Kino-PAX: Highly Parallel Kinodynamic Sampling-based Planner
Nicolas Perrault, Qi Heng Ho, Morteza Lahijanian
TL;DR
Kino-PAX addresses the challenge of real-time kinodynamic motion planning in high-dimensional spaces by introducing a highly parallel SBMP designed for GPU architectures. It decomposes the iterative tree-growth process into three parallel subroutines and organizes sampling with a region-based decomposition, using three disjoint sets ($V_U$, $V_O$, $V_E$) and a region partition $\mathcal{R}$ to guide exploration. The paper proves probabilistic completeness, analyzes scalability with hardware improvements, and demonstrates millisecond-scale planning times (up to $<8$ ms for 6D and $<25$ ms for 12D) on GPUs, including embedded devices, with substantial speedups over CPU baselines.
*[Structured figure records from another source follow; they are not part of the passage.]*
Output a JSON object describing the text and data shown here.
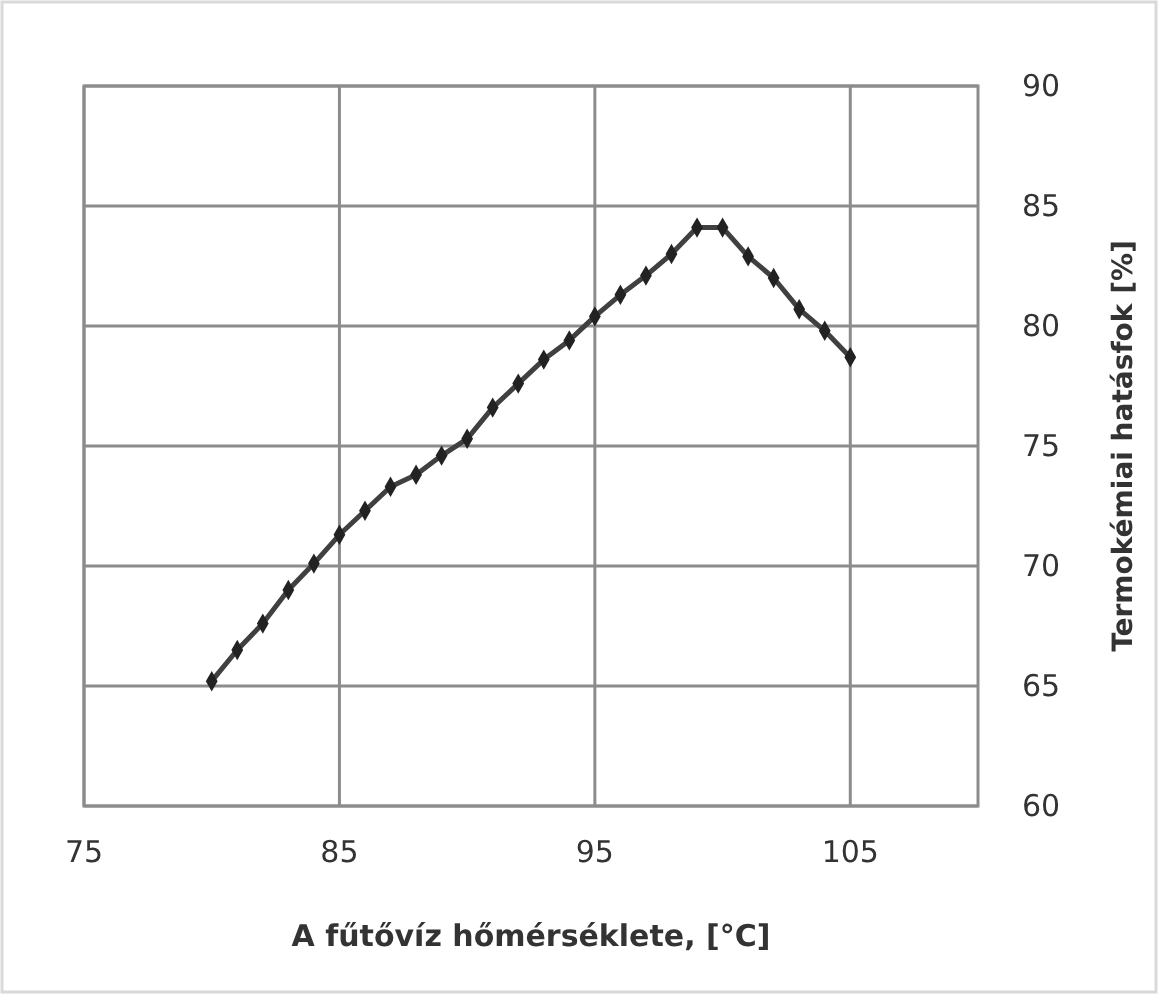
{
  "chart_data": {
    "type": "line",
    "xlabel": "A fűtővíz hőmérséklete, [°C]",
    "y2label": "Termokémiai hatásfok [%]",
    "x": [
      80,
      81,
      82,
      83,
      84,
      85,
      86,
      87,
      88,
      89,
      90,
      91,
      92,
      93,
      94,
      95,
      96,
      97,
      98,
      99,
      100,
      101,
      102,
      103,
      104,
      105
    ],
    "series": [
      {
        "color": "#404040",
        "axis": "y2",
        "values": [
          65.2,
          66.5,
          67.6,
          69.0,
          70.1,
          71.3,
          72.3,
          73.3,
          73.8,
          74.6,
          75.3,
          76.6,
          77.6,
          78.6,
          79.4,
          80.4,
          81.3,
          82.1,
          83.0,
          84.1,
          84.1,
          82.9,
          82.0,
          80.7,
          79.8,
          78.7
        ]
      }
    ],
    "xlim": [
      75,
      110
    ],
    "xticks": [
      75,
      85,
      95,
      105
    ],
    "y2lim": [
      60,
      90
    ],
    "y2ticks": [
      60,
      65,
      70,
      75,
      80,
      85,
      90
    ],
    "grid": true,
    "marker": "diamond",
    "line_style": "solid"
  }
}
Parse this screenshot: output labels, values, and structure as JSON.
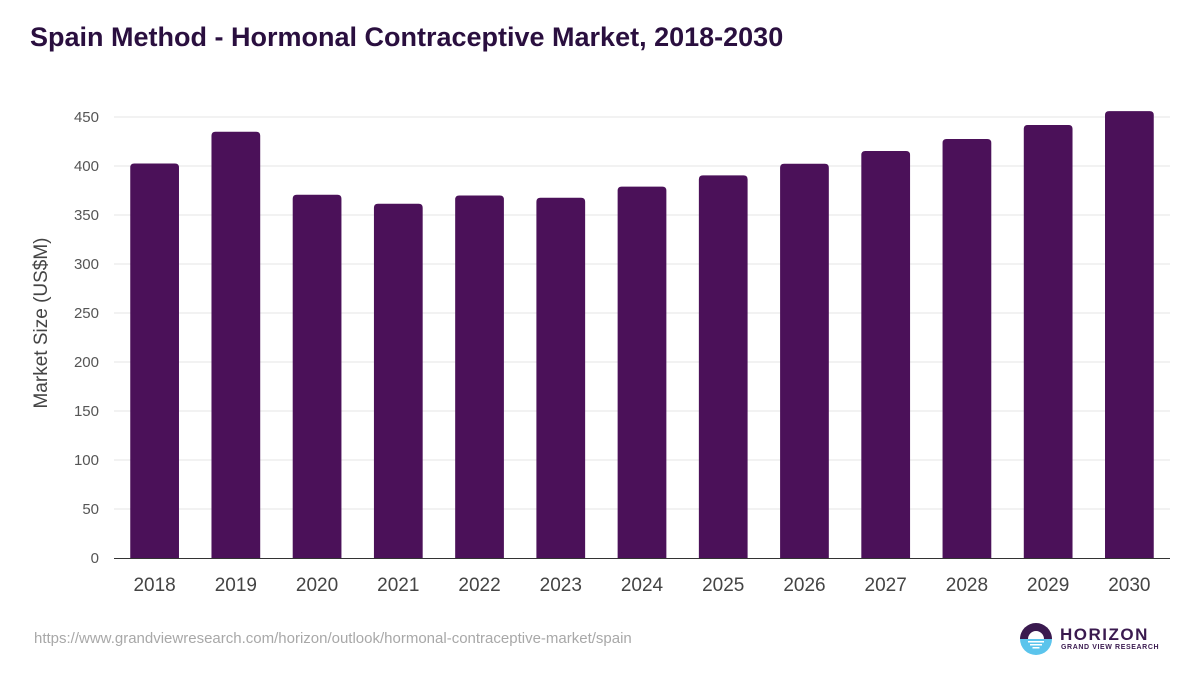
{
  "title": "Spain Method - Hormonal Contraceptive Market, 2018-2030",
  "source_url": "https://www.grandviewresearch.com/horizon/outlook/hormonal-contraceptive-market/spain",
  "logo": {
    "name": "HORIZON",
    "subtitle": "GRAND VIEW RESEARCH",
    "icon": "horizon-logo-icon"
  },
  "colors": {
    "bar": "#4b1159",
    "title": "#2a0f3f",
    "grid": "#e6e6e6",
    "axis": "#333333",
    "tick_text": "#555555",
    "logo_dark": "#3a1a4f",
    "logo_light": "#5bc4ec"
  },
  "chart_data": {
    "type": "bar",
    "title": "Spain Method - Hormonal Contraceptive Market, 2018-2030",
    "xlabel": "",
    "ylabel": "Market Size (US$M)",
    "categories": [
      "2018",
      "2019",
      "2020",
      "2021",
      "2022",
      "2023",
      "2024",
      "2025",
      "2026",
      "2027",
      "2028",
      "2029",
      "2030"
    ],
    "values": [
      402.6,
      435.0,
      370.7,
      361.5,
      369.9,
      367.6,
      378.9,
      390.4,
      402.3,
      415.3,
      427.6,
      441.8,
      456.0
    ],
    "ylim": [
      0,
      450
    ],
    "yticks": [
      0,
      50,
      100,
      150,
      200,
      250,
      300,
      350,
      400,
      450
    ],
    "grid": true,
    "legend": "none"
  }
}
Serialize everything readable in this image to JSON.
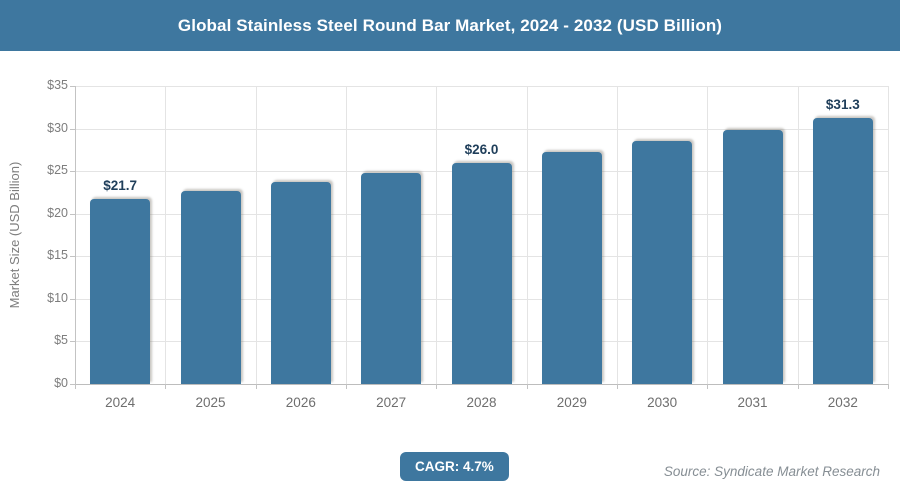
{
  "header": {
    "title": "Global Stainless Steel Round Bar Market, 2024 - 2032 (USD Billion)"
  },
  "chart_data": {
    "type": "bar",
    "title": "Global Stainless Steel Round Bar Market, 2024 - 2032 (USD Billion)",
    "categories": [
      "2024",
      "2025",
      "2026",
      "2027",
      "2028",
      "2029",
      "2030",
      "2031",
      "2032"
    ],
    "values": [
      21.7,
      22.7,
      23.7,
      24.8,
      26.0,
      27.2,
      28.5,
      29.8,
      31.3
    ],
    "data_labels": [
      {
        "index": 0,
        "text": "$21.7"
      },
      {
        "index": 4,
        "text": "$26.0"
      },
      {
        "index": 8,
        "text": "$31.3"
      }
    ],
    "xlabel": "",
    "ylabel": "Market Size (USD Billion)",
    "ylim": [
      0,
      35
    ],
    "ytick_step": 5,
    "ytick_labels": [
      "$0",
      "$5",
      "$10",
      "$15",
      "$20",
      "$25",
      "$30",
      "$35"
    ],
    "grid": true,
    "legend": "none",
    "bar_color": "#3e779f",
    "label_color": "#1f3e5a"
  },
  "footer": {
    "cagr_label": "CAGR: 4.7%",
    "source": "Source: Syndicate Market Research"
  }
}
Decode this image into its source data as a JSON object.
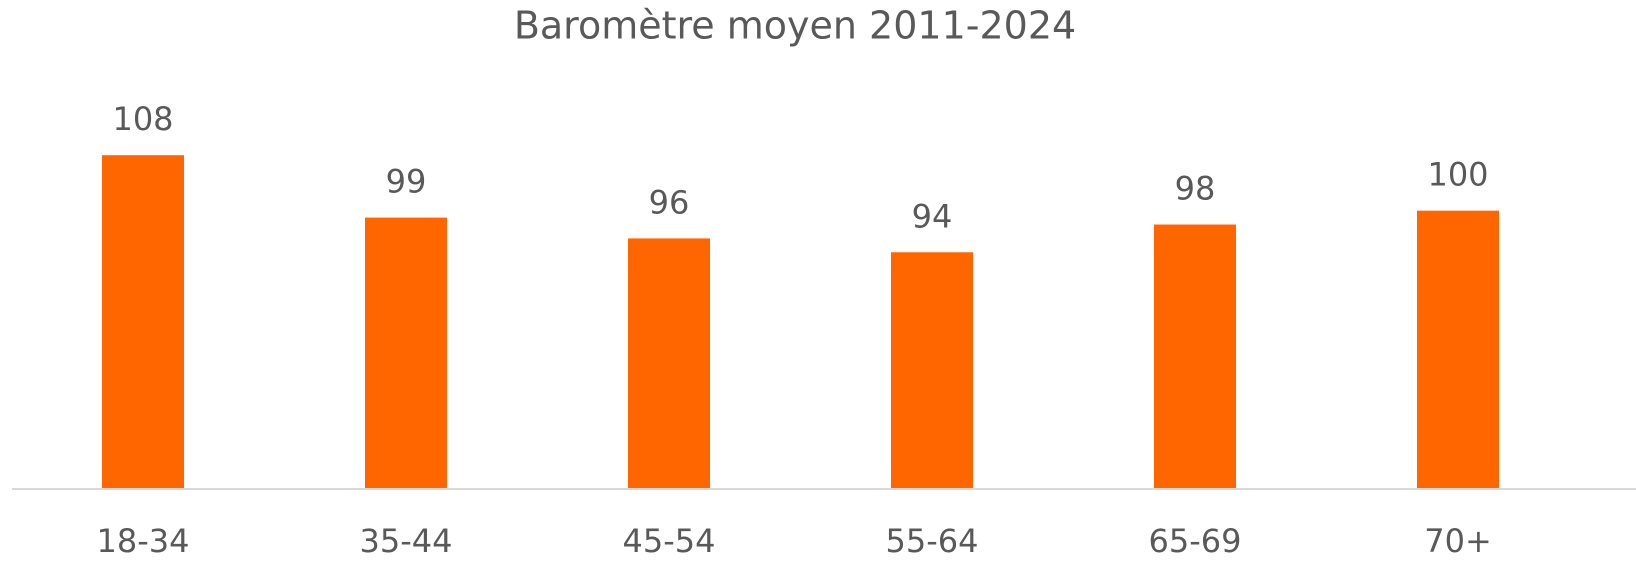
{
  "chart_data": {
    "type": "bar",
    "title": "Baromètre moyen 2011-2024",
    "categories": [
      "18-34",
      "35-44",
      "45-54",
      "55-64",
      "65-69",
      "70+"
    ],
    "values": [
      108,
      99,
      96,
      94,
      98,
      100
    ],
    "color": "#ff6600",
    "ylim": [
      60,
      120
    ]
  }
}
Key contributions include the Kino-PAX algorithm, hyperparameter and decomposition guidance, probabilistic-completeness analysis, and extensive benchmarks across multiple dynamical systems. These results indicate a significant practical impact for real-time, high-dimensional kinodynamic planning on modern parallel hardware.
Abstract
Sampling-based motion planners (SBMPs) are effective for planning with complex kinodynamic constraints in high-dimensional spaces, but they still struggle to achieve real-time performance, which is mainly due to their serial computation design. We present Kinodynamic Parallel Accelerated eXpansion (Kino-PAX), a novel highly parallel kinodynamic SBMP designed for parallel devices such as GPUs. Kino-PAX grows a tree of trajectory segments directly in parallel. Our key insight is how to decompose the iterative tree growth process into three massively parallel subroutines. Kino-PAX is designed to align with the parallel device execution hierarchies, through ensuring that threads are largely independent, share equal workloads, and take advantage of low-latency resources while minimizing high-latency data transfers and process synchronization. This design results in a very efficient GPU implementation. We prove that Kino-PAX is probabilistically complete and analyze its scalability with compute hardware improvements. Empirical evaluations demonstrate solutions in the order of 10 ms on a desktop GPU and in the order of 100 ms on an embedded GPU, representing up to 1000 times improvement compared to coarse-grained CPU parallelization of state-of-the-art sequential algorithms over a range of complex environments and systems.